Maggie Orth’s life’s work is literally weaving technology into our world. When I spoke to her in July, the founder of International Fashion Machines and pioneer of “interactive textiles” (imagine, say, a computer keypad embroidered directly onto a shirtsleeve) was trying to launch a line of woven touch-fabric light switches. She’s since discovered that getting the products certified as safe is a more lengthy process than she imagined, not because they are dangerous, but because existing safety standards were written for an age when textiles and electricity never mixed. Interest in her fabrics is growing, however, and she’s receiving a stream of unsolicited requests from clothing manufacturers to help develop new concepts.

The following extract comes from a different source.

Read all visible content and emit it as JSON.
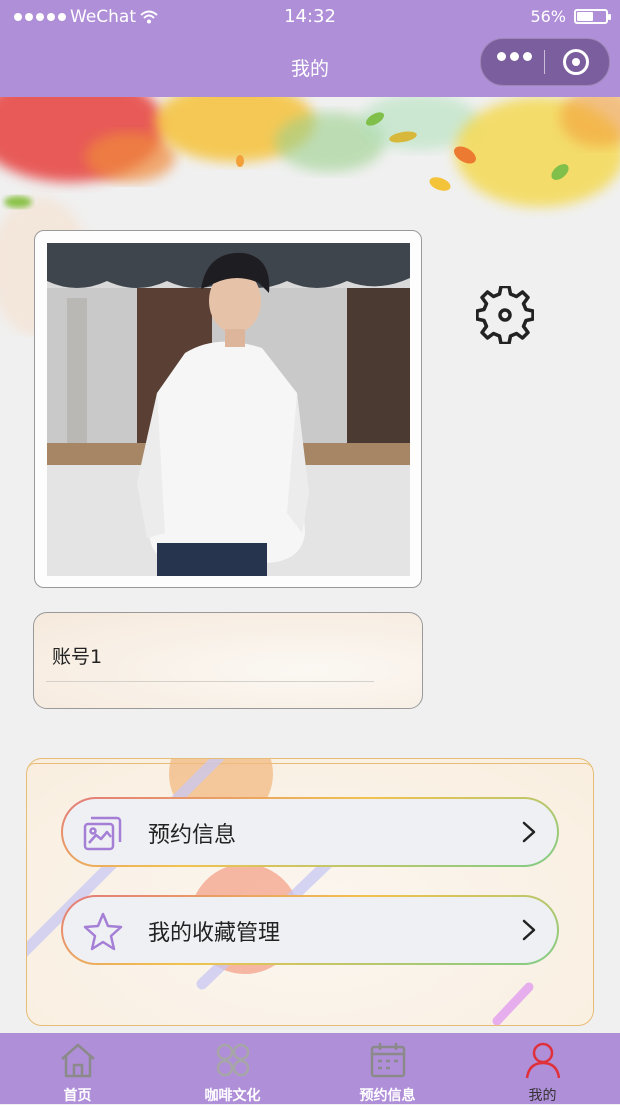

When I wrote about Atomate a scant two months ago, its founder Brian Lim felt he’d found the perfect niche market: creating nanotech research tools rather than developing his own nanotech devices, or as he puts it, “selling the pans to the prospectors.” So I was doubly astonished to find Lim practically hollering “Eureka” down the phone as he explained that his scientists may have struck their own “diamond mine”; they’ve discovered a new kind of nanowire that Lim hopes will boost silicon chips’ processing speed by “orders of magnitude.” Lim is already thinking ahead, toward Atomate’s transformation into an outright nanotech prospecting operation.
I suspect that Atomate’s discoveries were far from accidental and were spurred by an inherent entrepreneurial dissatisfaction with watching someone else working out on the cutting edge. I must confess that while I’ve hugely enjoyed writing this column, it has also been a constant and frustrating reminder of how much fun building a company can be. Now I am thrilled to report that I am trading my word processor back in for my programming editor and rejoining the entrepreneurial ranks. In true startup tradition, my new company will be in “stealth mode” for the foreseeable future. But perhaps someday I’ll again have the honor to be in the pages of Technology Review.